If you went through the Pacaraima Mountains to Mount Ayanganna, you would find the Potaro River rushing into the Essequibo. It crosses Kaieteur Falls and runs along the Tumatumari Falls, bringing with it a great deal of gold and many diamonds. And men and women and children pan for gold and diamonds beside Tumatumari Falls, and sometimes, just sometimes, down there in the Potaro River, amidst the silt and gold, sacred fish surround them, with their whiskers and white bellies.
- Señor, are you OK, Señor?
If you went to the Guosongmucha Mountain in Zadoi County of the Yushu Tibetan Autonomous Prefecture of Qinghai Province, you would find the Zaqu River, which becomes the Jiang River, which is also called the Dza Chu, the river of rocks, which crosses the Yunnan Province, which means south of the clouds, where it changes its name to the Mekong, in which fishermen once caught a great river monster, with whiskers and a white belly, which they then proceeded to eat, seeing as the monster was sacred and as such prolonged their lives and blessed them, too. None of the fishermen knew the source of the Mekong, the one they called the sacred river, for the Mekong—which crossed the province south of the clouds, and Tibet before that, and the Qinghai Province before that—originated far away and high up in the snow-covered mountains. That is why, for a long time, and in the very beginning, no one knew the source of the river, nor what it was called. Not long ago, only recently, some travelers, who were following eagles and retreating from avalanches, went straight to the source and said that there was no doubt: the Mekong River was once called the Zayuqu and came from the Guosongmucha Mountain in the clouds.

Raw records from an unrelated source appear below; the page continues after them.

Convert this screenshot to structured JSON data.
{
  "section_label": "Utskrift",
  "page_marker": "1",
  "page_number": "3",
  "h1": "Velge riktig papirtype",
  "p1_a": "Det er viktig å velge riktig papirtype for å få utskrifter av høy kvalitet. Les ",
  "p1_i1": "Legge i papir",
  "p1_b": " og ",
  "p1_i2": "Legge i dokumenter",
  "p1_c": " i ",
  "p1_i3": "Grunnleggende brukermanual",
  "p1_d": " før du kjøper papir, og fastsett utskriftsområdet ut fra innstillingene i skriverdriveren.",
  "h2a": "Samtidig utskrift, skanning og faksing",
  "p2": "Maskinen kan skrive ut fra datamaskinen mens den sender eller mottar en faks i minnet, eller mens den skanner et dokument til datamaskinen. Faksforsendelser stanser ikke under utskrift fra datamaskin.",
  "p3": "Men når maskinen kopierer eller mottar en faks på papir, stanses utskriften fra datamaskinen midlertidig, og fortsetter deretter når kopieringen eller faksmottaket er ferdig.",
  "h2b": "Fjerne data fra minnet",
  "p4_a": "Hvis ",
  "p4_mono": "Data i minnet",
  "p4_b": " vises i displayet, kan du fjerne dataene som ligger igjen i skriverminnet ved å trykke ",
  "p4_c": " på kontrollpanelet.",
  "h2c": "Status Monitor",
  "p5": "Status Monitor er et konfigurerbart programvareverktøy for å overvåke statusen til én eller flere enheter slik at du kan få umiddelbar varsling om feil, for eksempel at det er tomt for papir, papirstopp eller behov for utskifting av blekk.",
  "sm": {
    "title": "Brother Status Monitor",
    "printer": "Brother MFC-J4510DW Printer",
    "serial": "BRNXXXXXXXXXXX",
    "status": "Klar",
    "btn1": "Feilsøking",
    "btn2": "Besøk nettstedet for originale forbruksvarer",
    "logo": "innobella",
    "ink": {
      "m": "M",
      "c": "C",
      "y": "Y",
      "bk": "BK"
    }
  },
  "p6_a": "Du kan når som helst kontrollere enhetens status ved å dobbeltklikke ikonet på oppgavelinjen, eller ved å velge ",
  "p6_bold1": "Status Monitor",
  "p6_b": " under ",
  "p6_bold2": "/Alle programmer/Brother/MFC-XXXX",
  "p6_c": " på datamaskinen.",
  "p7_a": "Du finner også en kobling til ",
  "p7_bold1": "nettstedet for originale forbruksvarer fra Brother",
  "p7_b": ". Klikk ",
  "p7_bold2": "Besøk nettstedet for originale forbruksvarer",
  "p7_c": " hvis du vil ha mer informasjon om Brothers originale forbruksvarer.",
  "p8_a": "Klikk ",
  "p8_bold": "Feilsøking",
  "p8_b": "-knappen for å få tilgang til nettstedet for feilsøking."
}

- Señor, are you OK, Señor?
During the rainy season, no one fishes in the sacred Urubamba River beneath the sacred heights of Machu Picchu because the river is mighty and the waters are wild and the spirits of the Incas take the fish for themselves and for their Incan sons, and wild currents whisk them below ground and into the skies. He who dared to cast his fishing float then would be blighted; both he and the float would be carried away by the sacred Urubamba River beneath the sacred heights of Machu Picchu, while the Incan spirits would take them underground or to the skies. He did not see the current under his feet, nor did he hear the oncoming rain, nor did he know where to look, when the old woman shook him up and down so much he felt sick to his stomach:
- Señor, are you OK, Señor?
Instead of nodding, he remembered that the grapes were about to ripen at home at that very moment. Then the rain poured down on him, more and more rain, and the old woman said, hang on. Then she rose like a dove, shaking her head like a dove and wrapping two long plaits of black hair around her fingers, and tucking them under her hat like a dove. Then she left.
- Eat, Señor, eat.
The old woman was good to him, peeling boiled potatoes and putting them on a plate for him, and there was another old woman who bandaged his foot, and a third old woman who watched over his fishing float, as if it were enchanted, as if.
As if.
As if.
And it was like that until he left.
...
...
Old women along rivers are important, he thought at the time, because they have connections with other old women.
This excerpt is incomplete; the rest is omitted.